I am compiling a C program with the SPARC RTEMS C compiler.
Using the Xlinker -M option, I am able to get a large memory map with a lot of things I don't recognize.
I have also tried using the RCC nm utility, which returns a slightly more readable symbol table. I assume that the location given by this utility for, say, printf, is the location where printf is in memory and that every program that calls printf will reach that location during execution. Is this a valid assumption?

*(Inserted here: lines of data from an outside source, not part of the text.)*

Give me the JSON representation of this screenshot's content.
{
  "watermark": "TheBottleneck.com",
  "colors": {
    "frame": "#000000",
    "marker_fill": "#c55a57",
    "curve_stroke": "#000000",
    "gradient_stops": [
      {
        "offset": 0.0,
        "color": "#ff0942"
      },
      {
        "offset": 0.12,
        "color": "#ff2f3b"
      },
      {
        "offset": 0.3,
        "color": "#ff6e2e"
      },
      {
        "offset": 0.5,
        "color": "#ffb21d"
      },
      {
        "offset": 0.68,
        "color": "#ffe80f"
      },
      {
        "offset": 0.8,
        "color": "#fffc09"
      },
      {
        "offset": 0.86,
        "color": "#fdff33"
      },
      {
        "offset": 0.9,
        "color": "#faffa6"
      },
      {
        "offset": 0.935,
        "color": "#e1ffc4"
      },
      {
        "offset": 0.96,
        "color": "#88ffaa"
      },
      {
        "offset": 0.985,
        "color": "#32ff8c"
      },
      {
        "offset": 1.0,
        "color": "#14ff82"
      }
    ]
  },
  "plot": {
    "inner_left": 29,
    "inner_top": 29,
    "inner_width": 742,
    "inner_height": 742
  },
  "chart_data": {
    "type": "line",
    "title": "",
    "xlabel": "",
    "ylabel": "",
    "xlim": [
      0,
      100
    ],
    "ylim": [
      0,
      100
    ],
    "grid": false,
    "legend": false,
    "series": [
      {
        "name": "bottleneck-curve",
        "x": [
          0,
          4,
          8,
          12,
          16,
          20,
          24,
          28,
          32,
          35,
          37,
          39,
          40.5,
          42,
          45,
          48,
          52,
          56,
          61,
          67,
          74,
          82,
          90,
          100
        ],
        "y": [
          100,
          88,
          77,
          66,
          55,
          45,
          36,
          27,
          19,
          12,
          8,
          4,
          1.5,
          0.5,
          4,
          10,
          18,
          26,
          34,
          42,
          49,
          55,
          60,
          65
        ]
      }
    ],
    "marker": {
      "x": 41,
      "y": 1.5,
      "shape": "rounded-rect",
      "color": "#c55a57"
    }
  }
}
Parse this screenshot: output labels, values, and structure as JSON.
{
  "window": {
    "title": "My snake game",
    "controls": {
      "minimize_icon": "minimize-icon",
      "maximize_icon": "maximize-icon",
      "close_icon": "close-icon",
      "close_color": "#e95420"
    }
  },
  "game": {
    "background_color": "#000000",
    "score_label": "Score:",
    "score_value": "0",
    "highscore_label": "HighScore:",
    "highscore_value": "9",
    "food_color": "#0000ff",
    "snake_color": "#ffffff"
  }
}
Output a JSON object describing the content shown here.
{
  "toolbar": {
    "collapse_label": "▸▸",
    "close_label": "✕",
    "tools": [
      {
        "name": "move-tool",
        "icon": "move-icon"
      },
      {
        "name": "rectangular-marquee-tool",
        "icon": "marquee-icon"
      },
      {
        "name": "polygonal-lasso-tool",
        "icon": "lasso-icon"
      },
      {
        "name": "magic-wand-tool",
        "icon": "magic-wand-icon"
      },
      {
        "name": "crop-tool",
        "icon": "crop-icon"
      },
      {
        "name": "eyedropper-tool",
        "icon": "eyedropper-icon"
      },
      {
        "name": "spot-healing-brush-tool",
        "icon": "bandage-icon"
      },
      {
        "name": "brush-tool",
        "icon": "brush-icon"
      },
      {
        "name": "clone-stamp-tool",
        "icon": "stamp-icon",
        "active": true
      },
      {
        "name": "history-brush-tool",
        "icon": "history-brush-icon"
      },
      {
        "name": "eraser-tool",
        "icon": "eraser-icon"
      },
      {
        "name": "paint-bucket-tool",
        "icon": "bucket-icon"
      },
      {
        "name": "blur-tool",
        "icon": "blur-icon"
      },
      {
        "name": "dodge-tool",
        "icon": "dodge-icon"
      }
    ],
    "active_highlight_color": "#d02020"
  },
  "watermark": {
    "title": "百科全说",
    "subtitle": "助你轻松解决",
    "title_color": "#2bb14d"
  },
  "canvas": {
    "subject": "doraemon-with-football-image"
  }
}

Is there any way to get a list of locations for all the library/system functions? Also, when the linking is done, does it link just the functions that the executable calls, or is it all functions in the library? It seems to me to be the latter, given the number of things I found in the symbol table and memory map. Can I make it link only the required functions?
Thanks for your help.
Most often, when using a dynamic library, the nm utility will not be able to give you the exact answer. Binaries these days use what is known as relocatable addresses. These addresses change when they are mapped to the process' address space.
Using the Xlinker -M option, I am able to get a large memory map with a lot of things I don't recognize.
The linker map will usually have all symbols -- yours, the standard libraries, runtime hooks etc.
Is there any way to get a list of locations for all the library/system functions?
The headers are a good place to look.
Also, when the linking is done, does it link just the functions that the executable calls, or is it all functions in the library?
Linking does not necessarily mean that all symbols will be resolved (i.e. given an address). It depends on the type of binary you are creating.
Some compilers like gcc however, does allow you whether to create a non-relocatable binary or not. (For gcc you may check out exp files, dlltool etc.) Check with the appropriate documentation.
With dynamic linking,
1. your executable has a special place for all external calls (PLT table).
2. your executable has a list of libraries it depends on
These two things are independent. It is impossible to say which external function lives in which library.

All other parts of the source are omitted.